Muslim Scientists
Al-Urdi, Arab Muslim astronomer, mathematician and architect

He is known for being the first of the Maragheh astronomers to develop a non-Ptolemaic model of planetary motion. The “Urdi lemma” he developed was later used in the heliocentric Copernican model of Nicolaus Copernicus in the 16th century.

According to rahyafte (the missionaries and converts website):

Mu’ayyad al-Din al Urdi is known for being the first of the Maragheh astronomers to develop a non-Ptolemaic model of planetary motion.



Al-Urdi (full name: Muʾayyad (al‐Milla wa‐) al‐Dīn (Muʾayyad ibn Barīk [Burayk]) al‐ʿUrḍī (al‐ʿĀmirī al‐Dimašqī) (مؤيد (الملة و) الدين (مؤيد ابن بريك) ألعرضي (العامري الدمشقي d. 1266).

Mu’ayyad al-Din al Urdi was an Arab Muslim astronomer, mathematician, architect and engineer working at the Maragheh observatory. He was born  in circa 1200, presumably (from the nisba al‐ʿUrḍī) in the village of ʿUrḍ in the Syrian desert between Palmyra and Resafa, he came to Damascus at some point before 1239, where he worked as an engineer and teacher of geometry, and built instruments for al-Malik al-Mansur of Hims, and later in 1259 moved to Maragheh, Azarbaijan in northwastern Iran, to work at the Maragheh observatory under the guidance of Nasir al-Din Tusi.

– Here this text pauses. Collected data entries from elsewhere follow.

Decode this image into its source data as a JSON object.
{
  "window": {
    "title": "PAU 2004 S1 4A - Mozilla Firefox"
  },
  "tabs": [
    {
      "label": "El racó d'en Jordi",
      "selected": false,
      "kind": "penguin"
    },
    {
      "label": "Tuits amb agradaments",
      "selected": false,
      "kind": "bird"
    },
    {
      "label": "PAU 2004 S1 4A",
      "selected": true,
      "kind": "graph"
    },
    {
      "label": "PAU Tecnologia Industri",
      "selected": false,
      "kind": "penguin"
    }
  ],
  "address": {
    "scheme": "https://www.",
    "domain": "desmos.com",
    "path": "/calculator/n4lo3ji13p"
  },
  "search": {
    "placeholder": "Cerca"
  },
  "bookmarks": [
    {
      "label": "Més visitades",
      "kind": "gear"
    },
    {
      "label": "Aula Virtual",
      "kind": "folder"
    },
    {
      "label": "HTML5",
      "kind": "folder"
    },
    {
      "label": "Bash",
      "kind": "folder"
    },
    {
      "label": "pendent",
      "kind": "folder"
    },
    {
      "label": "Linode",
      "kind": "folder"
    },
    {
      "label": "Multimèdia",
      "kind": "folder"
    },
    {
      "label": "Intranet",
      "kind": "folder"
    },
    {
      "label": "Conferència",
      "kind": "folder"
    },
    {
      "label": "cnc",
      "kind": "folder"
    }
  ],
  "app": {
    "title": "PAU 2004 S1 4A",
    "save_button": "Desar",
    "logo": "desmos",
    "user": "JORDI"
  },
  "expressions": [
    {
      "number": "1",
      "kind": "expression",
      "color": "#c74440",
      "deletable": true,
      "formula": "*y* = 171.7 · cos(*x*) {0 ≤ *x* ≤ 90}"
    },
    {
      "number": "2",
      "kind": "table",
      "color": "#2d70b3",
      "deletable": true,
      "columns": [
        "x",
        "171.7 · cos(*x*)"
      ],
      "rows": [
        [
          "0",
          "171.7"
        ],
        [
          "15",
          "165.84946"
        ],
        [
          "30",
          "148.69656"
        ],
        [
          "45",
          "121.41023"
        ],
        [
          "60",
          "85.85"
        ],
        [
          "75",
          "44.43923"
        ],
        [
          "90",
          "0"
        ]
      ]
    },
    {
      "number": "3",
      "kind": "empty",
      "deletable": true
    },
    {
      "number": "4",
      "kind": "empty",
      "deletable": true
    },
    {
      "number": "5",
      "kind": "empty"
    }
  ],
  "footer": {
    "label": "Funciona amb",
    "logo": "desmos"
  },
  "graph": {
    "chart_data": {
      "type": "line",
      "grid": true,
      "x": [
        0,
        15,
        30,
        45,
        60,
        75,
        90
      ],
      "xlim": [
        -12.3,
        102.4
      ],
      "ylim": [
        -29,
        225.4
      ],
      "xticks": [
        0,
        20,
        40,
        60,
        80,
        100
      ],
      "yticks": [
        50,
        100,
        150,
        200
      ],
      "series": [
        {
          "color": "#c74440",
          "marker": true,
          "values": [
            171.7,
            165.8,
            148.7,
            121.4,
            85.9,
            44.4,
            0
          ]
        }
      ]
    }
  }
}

  • Al-Urdi’s most notable works are Risālat al-Raṣd, a treatise on observational instruments, and Kitāb al-Hayʾa (كتاب الهيئة), a work on theoretical astronomy.
  • As an architect and engineer, he was responsible for constructing the water supply installations of Damascus, Syria, in his time.
  • In particular, the “Urdi lemma” he developed was later used in the geocentric model of Ibn al-Shatir in the 14th century and in the heliocentric Copernican model of Nicolaus Copernicus in the 16th century.


His influence can be seen on Bar Hebraeus and Qutb al-Din al-Shirazi, in addition to being quoted by Ibn al-Shatir. Al-Urdi contributed to the construction of the observatory outside of the city, constructing special devices and water wheels in order to supply the observatory, which was built on a hill, with drinking water. He also constructed some of the instruments used in the observatory, in the year 1261/2. Al-Urdi’s son, who also worked in the observatory, made a copy of his father’s Kitāb al‐Hayʾa and also constructed a celestial globe in 1279.


Al-Urdi is a member of the group of Islamic astronomers of the 13th and 14th centuries who were active in the criticism of the astronomical model presented in Ptolemy’s Almagest. professor George Saliba (1979) identified Bodleian ms. Marsh 621 as a copy of Al-Urdi’s Kitāb al-Hayʾa, based on which he argued that Al-Urdi’s contributions predated Al-Tusi. Otto E. Neugebauer in 1957 argued that the works of this group of astronomers, perhaps via Ibn al-Shatir, must have been received in 15th-century Europe and ultimately influenced the works of Copernicus. This concerns the “Urdi lemma” in particular, an extension of Apollonius’ theorem that allowed an equant in an astronomic model to be replaced with an equivalent epicycle that moved around a deferent centered at half the distance to the equant point.


 Maragheh Observatory

Maragheh observatory (Persian:رصدخانه مراغه) is an astronomical observatory which was established in 1259 CE by Nasir al-Din al-Tusi, an Iranian scientist and astronomer. Located in the heights west of Maragheh, East Azarbaijan province, Iran, it was once considered one of the most prestigious observatories in the world.